Submitted to: Proceedings of the American Society of Agricultural and Biological Engineers International (ASABE)
Publication Type: Proceedings
Publication Acceptance Date: 4/15/2007
Publication Date: 6/17/2007
Citation: Ayars, J.E. 2007. Water Requirements Of Irrigated Garlic. Proceedings of the American Society of Agricultural and Biological Engineers International (ASABE). Paper #72285, 2007 ASABE Annual Meeting Interpretive Summary: Agriculture on the west side of the San Joaquin Valley is undergoing a major shift in cropping from moderately salt tolerant and salt tolerant field crops (tomato, cotton) to more salt sensitive horticultural crop such as pepper, lettuce, and garlic. This transition is a result of reduced water availability due to drought and environmental allocations and a lack of a suitable drainage water disposal system. There is very little information on the water requirements of these new crops and a project was developed to determine the water requirements for horticultural crops grown in a moderately saline environment using furrow irrigation, surface drip, and subsurface drip irrigation. Furrow irrigation is traditionally used in this area but there is increasing use of subsurface drip irrigation. This experiment determined the water requirement of garlic. The data showed that 425 mm of water was required to fully meet the crop water requirement. Less than full irrigation resulted in yield loss and irrigation in excess of 100% of crop needs did not provide any yield advantage. There would not be any opportunity to save water by irrigating at less than 100% crop demand and still maintain yields with this crop.
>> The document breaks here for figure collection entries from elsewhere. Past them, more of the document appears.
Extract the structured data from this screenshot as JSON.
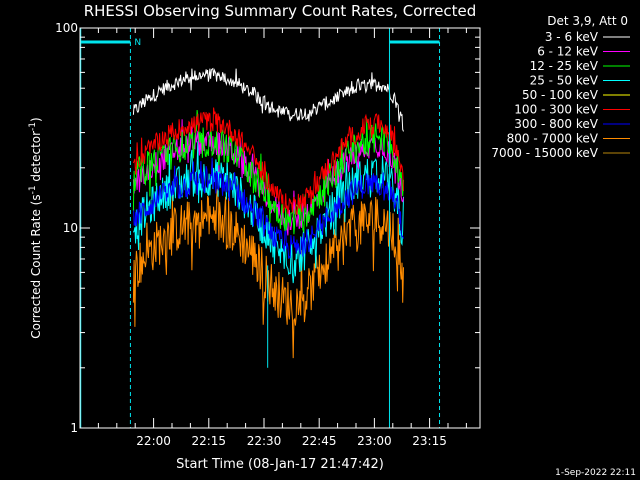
{
  "chart_data": {
    "type": "line",
    "title": "RHESSI Observing Summary Count Rates, Corrected",
    "xlabel": "Start Time (08-Jan-17 21:47:42)",
    "ylabel_main": "Corrected Count Rate (s",
    "ylabel_sup1": "-1",
    "ylabel_mid": " detector",
    "ylabel_sup2": "-1",
    "ylabel_end": ")",
    "yscale": "log",
    "ylim": [
      1,
      100
    ],
    "xlim_minutes": [
      -7.7,
      101
    ],
    "x_ticks": [
      {
        "label": "22:00",
        "minute": 12.3
      },
      {
        "label": "22:15",
        "minute": 27.3
      },
      {
        "label": "22:30",
        "minute": 42.3
      },
      {
        "label": "22:45",
        "minute": 57.3
      },
      {
        "label": "23:00",
        "minute": 72.3
      },
      {
        "label": "23:15",
        "minute": 87.3
      }
    ],
    "y_tick_labels": [
      {
        "label": "100",
        "value": 100
      },
      {
        "label": "10",
        "value": 10
      },
      {
        "label": "1",
        "value": 1
      }
    ],
    "legend_header": "Det 3,9, Att 0",
    "legend_position": "top-right",
    "footer_date": "1-Sep-2022 22:11",
    "data_start_minute": 6.8,
    "data_end_minute": 80.2,
    "series": [
      {
        "name": "3 - 6 keV",
        "color": "#ffffff",
        "base": 38,
        "peak1": 58,
        "peak2": 52,
        "trough": 37,
        "noise": 0.08
      },
      {
        "name": "6 - 12 keV",
        "color": "#ff00ff",
        "base": 16,
        "peak1": 27,
        "peak2": 26,
        "trough": 11,
        "noise": 0.15
      },
      {
        "name": "12 - 25 keV",
        "color": "#00ff00",
        "base": 18,
        "peak1": 27,
        "peak2": 28,
        "trough": 11,
        "noise": 0.18
      },
      {
        "name": "25 - 50 keV",
        "color": "#00ffff",
        "base": 10,
        "peak1": 18,
        "peak2": 19,
        "trough": 7,
        "noise": 0.22
      },
      {
        "name": "50 - 100 keV",
        "color": "#ffff00",
        "base": 0,
        "peak1": 0,
        "peak2": 0,
        "trough": 0,
        "noise": 0
      },
      {
        "name": "100 - 300 keV",
        "color": "#ff0000",
        "base": 20,
        "peak1": 34,
        "peak2": 33,
        "trough": 13,
        "noise": 0.12
      },
      {
        "name": "300 - 800 keV",
        "color": "#0000ff",
        "base": 11,
        "peak1": 17,
        "peak2": 17,
        "trough": 8,
        "noise": 0.15
      },
      {
        "name": "800 - 7000 keV",
        "color": "#ff8c00",
        "base": 6,
        "peak1": 11,
        "peak2": 11,
        "trough": 4.2,
        "noise": 0.28
      },
      {
        "name": "7000 - 15000 keV",
        "color": "#b8860b",
        "base": 0,
        "peak1": 0,
        "peak2": 0,
        "trough": 0,
        "noise": 0
      }
    ],
    "flag_bars": [
      {
        "label": "N",
        "start_minute": -7.7,
        "end_minute": 6.0
      },
      {
        "label": "",
        "start_minute": 76.4,
        "end_minute": 90.0
      }
    ],
    "vertical_lines": [
      {
        "minute": -7.5,
        "style": "solid"
      },
      {
        "minute": 6.0,
        "style": "dashed"
      },
      {
        "minute": 76.4,
        "style": "solid"
      },
      {
        "minute": 90.0,
        "style": "dashed"
      }
    ],
    "colors": {
      "background": "#000000",
      "axes": "#ffffff",
      "flag": "#00e5ee"
    }
  }
}
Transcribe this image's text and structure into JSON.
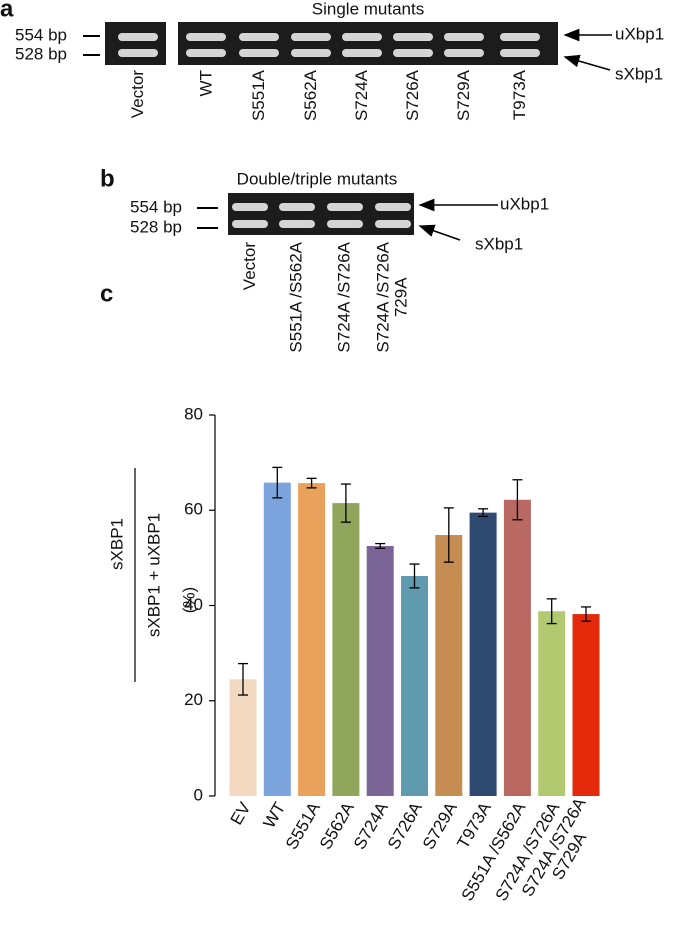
{
  "panel_a": {
    "letter": "a",
    "title": "Single mutants",
    "size_markers": [
      "554 bp",
      "528 bp"
    ],
    "bands": [
      "uXbp1",
      "sXbp1"
    ],
    "lanes": [
      "Vector",
      "WT",
      "S551A",
      "S562A",
      "S724A",
      "S726A",
      "S729A",
      "T973A"
    ]
  },
  "panel_b": {
    "letter": "b",
    "title": "Double/triple mutants",
    "size_markers": [
      "554 bp",
      "528 bp"
    ],
    "bands": [
      "uXbp1",
      "sXbp1"
    ],
    "lanes": [
      "Vector",
      "S551A /S562A",
      "S724A /S726A",
      "S724A /S726A\n729A"
    ]
  },
  "chart_data": {
    "type": "bar",
    "panel_letter": "c",
    "ylabel": {
      "numerator": "sXBP1",
      "denominator": "sXBP1 + uXBP1",
      "unit": "(%)"
    },
    "categories": [
      "EV",
      "WT",
      "S551A",
      "S562A",
      "S724A",
      "S726A",
      "S729A",
      "T973A",
      "S551A /S562A",
      "S724A /S726A",
      "S724A /S726A\nS729A"
    ],
    "values": [
      24.5,
      65.8,
      65.7,
      61.5,
      52.5,
      46.2,
      54.8,
      59.5,
      62.2,
      38.8,
      38.2
    ],
    "errors": [
      3.3,
      3.2,
      1.0,
      4.0,
      0.5,
      2.5,
      5.7,
      0.8,
      4.2,
      2.6,
      1.5
    ],
    "colors": [
      "#f2d9bf",
      "#7ba4dd",
      "#e8a25c",
      "#8fa65c",
      "#7a6596",
      "#5f9aae",
      "#c58d52",
      "#2f4a70",
      "#b96862",
      "#b3c96f",
      "#e32a0a"
    ],
    "ylim": [
      0,
      80
    ],
    "yticks": [
      0,
      20,
      40,
      60,
      80
    ],
    "grid": false
  }
}
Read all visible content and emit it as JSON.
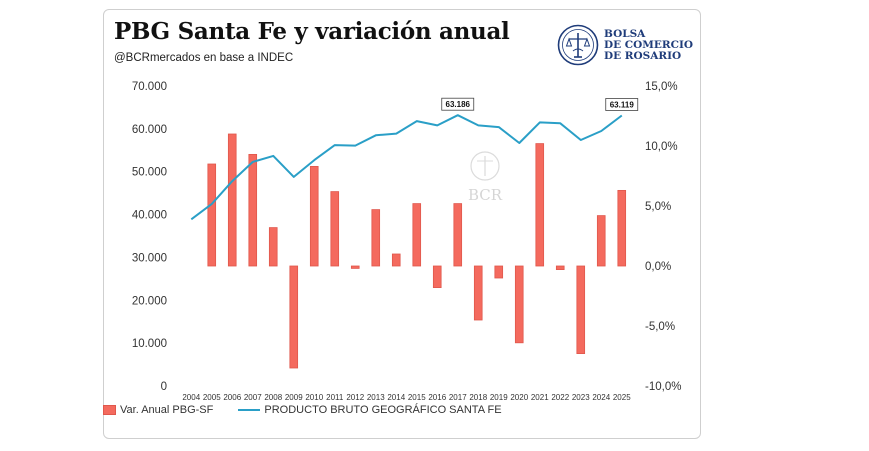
{
  "header": {
    "title": "PBG Santa Fe y variación anual",
    "subtitle": "@BCRmercados en base a INDEC"
  },
  "logo": {
    "line1": "BOLSA",
    "line2": "DE COMERCIO",
    "line3": "DE ROSARIO",
    "icon": "bcr-seal-icon",
    "color": "#1f3c7a"
  },
  "watermark": {
    "text": "BCR"
  },
  "legend": {
    "bar_label": "Var. Anual PBG-SF",
    "line_label": "PRODUCTO BRUTO GEOGRÁFICO SANTA FE"
  },
  "colors": {
    "bar": "#f46a5e",
    "line": "#2a9fc7"
  },
  "chart_data": {
    "type": "bar",
    "categories": [
      "2004",
      "2005",
      "2006",
      "2007",
      "2008",
      "2009",
      "2010",
      "2011",
      "2012",
      "2013",
      "2014",
      "2015",
      "2016",
      "2017",
      "2018",
      "2019",
      "2020",
      "2021",
      "2022",
      "2023",
      "2024",
      "2025"
    ],
    "series": [
      {
        "name": "Var. Anual PBG-SF",
        "type": "bar",
        "axis": "right",
        "values": [
          null,
          8.5,
          11.0,
          9.3,
          3.2,
          -8.5,
          8.3,
          6.2,
          -0.2,
          4.7,
          1.0,
          5.2,
          -1.8,
          5.2,
          -4.5,
          -1.0,
          -6.4,
          10.2,
          -0.3,
          -7.3,
          4.2,
          6.3
        ]
      },
      {
        "name": "PRODUCTO BRUTO GEOGRÁFICO SANTA FE",
        "type": "line",
        "axis": "left",
        "values": [
          38900,
          42500,
          47800,
          52300,
          53700,
          48800,
          52700,
          56200,
          56100,
          58500,
          58900,
          61800,
          60800,
          63186,
          60800,
          60400,
          56700,
          61500,
          61300,
          57400,
          59500,
          63119
        ]
      }
    ],
    "annotations": [
      {
        "x": "2017",
        "text": "63.186"
      },
      {
        "x": "2025",
        "text": "63.119"
      }
    ],
    "y_left": {
      "ylim": [
        0,
        70000
      ],
      "ticks": [
        0,
        10000,
        20000,
        30000,
        40000,
        50000,
        60000,
        70000
      ],
      "tick_labels": [
        "0",
        "10.000",
        "20.000",
        "30.000",
        "40.000",
        "50.000",
        "60.000",
        "70.000"
      ]
    },
    "y_right": {
      "ylim": [
        -10,
        15
      ],
      "ticks": [
        -10,
        -5,
        0,
        5,
        10,
        15
      ],
      "tick_labels": [
        "-10,0%",
        "-5,0%",
        "0,0%",
        "5,0%",
        "10,0%",
        "15,0%"
      ]
    },
    "grid": false,
    "legend_position": "bottom"
  }
}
Technical Abstract: A replicated field trial was conducted on the West side of the San Joaquin Valley to determine the crop coefficient and water requirements of irrigated garlic. Irrigation systems used included flood irrigation, subsurface drip irrigation, and surface drip irrigation. Irrigation levels were set at 50, 75, 100, 125% of crop evapotranspiration measured using a weighing lysimeter. Field plots consisted of four beds 80 m long and a meter wide with the two inside beds used for experimental purposes and the outside beds as buffers. Irrigation scheduling was controlled by the crop lysimeter using ETc threshold values 1 mm for the subsurface drip irrigation, 2 mm for the surface drip irrigation, and a weekly irrigation equal to the accumulated ET for the flood. The crop water use for the interval March 1 to May 21, 2006 was 425 mm with 108 mm of rainfall during this period. The irrigation schedule was modified to reflect these values. The total yield was related to the total applied water with a maximum occurring at one hundred percent ETc. Statistically there is very little difference in the yield parameters and quality parameters when compared across irrigation system types with statistical differences occurring between the irrigation levels. Peak crop coefficient values were estimated in the range of 1.3 to 1.4. There appears to be a good correlation between percent crop cover and crop coefficient that needs to be further explored with garlic and other crops.